Heinrich Lemke, Britz

Hat denn Kenan Kolat, der Vorsitzende der Türkischen Gemeinde, jemals einen Gedanken daran verschwendet, was denn die armen diskriminierten Griller in der Vergangenheit selbst zur Verbesserung der inakzeptablen Zustände hätten beitragen können? Mitnichten, man hat Ansprüche und stellt absurde Forderungen.

Erwin Brand, per E-Mail

Den Bürgern keine falschen Versprechen machen

Zum Artikel: "Koalition plant Gesetz gegen zu hohe Benzinpreise" vom 23. November

Die Philosophie der Bundesregierung kann nicht überzeugen. Denn wenn man die Gewinnmarge der Oligopolisten verringert, dürften deren Mutterkonzerne an den großen Märkten sich künftig dafür entscheiden, geringere Mengen nach Deutschland zu liefern. Das lässt sich recht einfach umsetzen und führt über ein verknapptes Angebot wiederum zu höheren Preisen. Daher tut die Politik gut daran, den Bürgern keine falschen Versprechen zu machen, die sie am Ende nicht halten kann. Der beste Lösungsansatz für den Kampf gegen zu hohe Benzinkosten wäre, wesentlich stärker als bisher in spritarme Modelle sowie Elektroautos zu investieren.

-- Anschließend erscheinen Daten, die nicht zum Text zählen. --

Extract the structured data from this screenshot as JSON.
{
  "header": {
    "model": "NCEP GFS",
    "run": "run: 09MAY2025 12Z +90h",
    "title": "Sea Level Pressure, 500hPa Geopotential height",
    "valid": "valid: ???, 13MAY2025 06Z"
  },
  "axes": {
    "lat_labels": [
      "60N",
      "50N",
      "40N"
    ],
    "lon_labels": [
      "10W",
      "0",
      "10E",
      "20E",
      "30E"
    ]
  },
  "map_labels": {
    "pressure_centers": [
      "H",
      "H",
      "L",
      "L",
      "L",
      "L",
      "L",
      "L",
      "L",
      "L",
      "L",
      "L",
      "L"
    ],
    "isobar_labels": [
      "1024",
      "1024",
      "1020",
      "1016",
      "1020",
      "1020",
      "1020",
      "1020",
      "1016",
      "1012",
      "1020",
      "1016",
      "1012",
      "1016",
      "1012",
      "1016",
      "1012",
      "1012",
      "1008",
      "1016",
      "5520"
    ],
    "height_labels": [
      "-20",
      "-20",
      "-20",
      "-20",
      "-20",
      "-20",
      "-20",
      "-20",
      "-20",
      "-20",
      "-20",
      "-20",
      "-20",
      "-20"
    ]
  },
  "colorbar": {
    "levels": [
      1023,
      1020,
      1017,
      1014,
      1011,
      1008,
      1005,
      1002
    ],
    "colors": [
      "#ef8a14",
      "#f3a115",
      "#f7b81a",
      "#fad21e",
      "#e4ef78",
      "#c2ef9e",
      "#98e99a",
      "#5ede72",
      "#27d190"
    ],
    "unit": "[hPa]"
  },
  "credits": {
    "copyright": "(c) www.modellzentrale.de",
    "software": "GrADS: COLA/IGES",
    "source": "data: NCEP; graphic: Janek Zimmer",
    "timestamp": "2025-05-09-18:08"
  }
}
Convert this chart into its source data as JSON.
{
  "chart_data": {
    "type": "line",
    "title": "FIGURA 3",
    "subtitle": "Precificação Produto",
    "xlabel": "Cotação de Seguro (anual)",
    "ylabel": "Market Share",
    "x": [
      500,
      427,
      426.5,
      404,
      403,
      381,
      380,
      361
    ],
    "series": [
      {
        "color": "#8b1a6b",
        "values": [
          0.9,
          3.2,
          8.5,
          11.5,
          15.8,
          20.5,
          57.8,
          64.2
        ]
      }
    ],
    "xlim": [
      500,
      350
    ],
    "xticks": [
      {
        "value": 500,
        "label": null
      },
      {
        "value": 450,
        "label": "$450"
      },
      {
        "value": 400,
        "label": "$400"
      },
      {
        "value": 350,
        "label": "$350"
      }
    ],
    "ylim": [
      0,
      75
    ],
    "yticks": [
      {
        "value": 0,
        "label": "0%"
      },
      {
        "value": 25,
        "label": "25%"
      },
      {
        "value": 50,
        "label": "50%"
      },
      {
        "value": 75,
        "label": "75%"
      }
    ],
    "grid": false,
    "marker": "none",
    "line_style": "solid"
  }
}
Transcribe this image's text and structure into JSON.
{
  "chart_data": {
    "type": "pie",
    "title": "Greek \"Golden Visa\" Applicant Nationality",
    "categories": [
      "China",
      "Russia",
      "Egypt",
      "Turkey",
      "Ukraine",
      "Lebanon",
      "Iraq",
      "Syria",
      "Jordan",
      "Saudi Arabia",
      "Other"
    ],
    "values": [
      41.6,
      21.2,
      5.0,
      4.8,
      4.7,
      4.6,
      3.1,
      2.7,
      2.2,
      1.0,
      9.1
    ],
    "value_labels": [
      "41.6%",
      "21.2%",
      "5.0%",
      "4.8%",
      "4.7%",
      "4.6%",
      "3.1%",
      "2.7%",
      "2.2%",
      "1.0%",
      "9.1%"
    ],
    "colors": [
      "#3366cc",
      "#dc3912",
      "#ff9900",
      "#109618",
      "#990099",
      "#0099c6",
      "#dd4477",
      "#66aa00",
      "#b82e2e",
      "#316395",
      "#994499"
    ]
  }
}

Rasmus Ph. Helt, per E-Mail

Kirche muss sich dem rohen Zeitgeist entgegenstellen

Zum Artikel: "Katholische Kirche will Weltbild-Verlag verkaufen" vom 22. November

Dieser Verkauf war schon lange fällig. Die Kirche sollte nichts zu schaffen haben mit der seltsamen Erotikwelle, die über unser Land rollt. Dazu zähle ich auch erotische Kalender. Da lassen sich Bäuerinnen, Sportlerinnen, Feuerwehrdamen oder Faschingsgarden nackt fotografieren und halten das noch für ein Zeichen von Mut, von Lebensfreude, von sozialer Gesinnung, wenn die Einnahmen gespendet werden. Mit Sex Geschäfte zu machen, lehne ich ab. Was unterscheidet einen solchen Kalender von einem herkömmlichen Sexheftchen? Mit solchen Kalendern kann man weder für einen bestimmten Beruf werben, denn die Leistung der Sportlerin muss mich überzeugen, nicht ihr nackter Busen, noch taugen solche Produkte zum Spendensammeln. Im Gegenteil wird dadurch die Bereitschaft untergraben, selbstlos, ohne schmutzige Hintergedanken zu spenden. Die Kirche muss sich auch hier dem immer roher werdenden Zeitgeist entgegenstellen.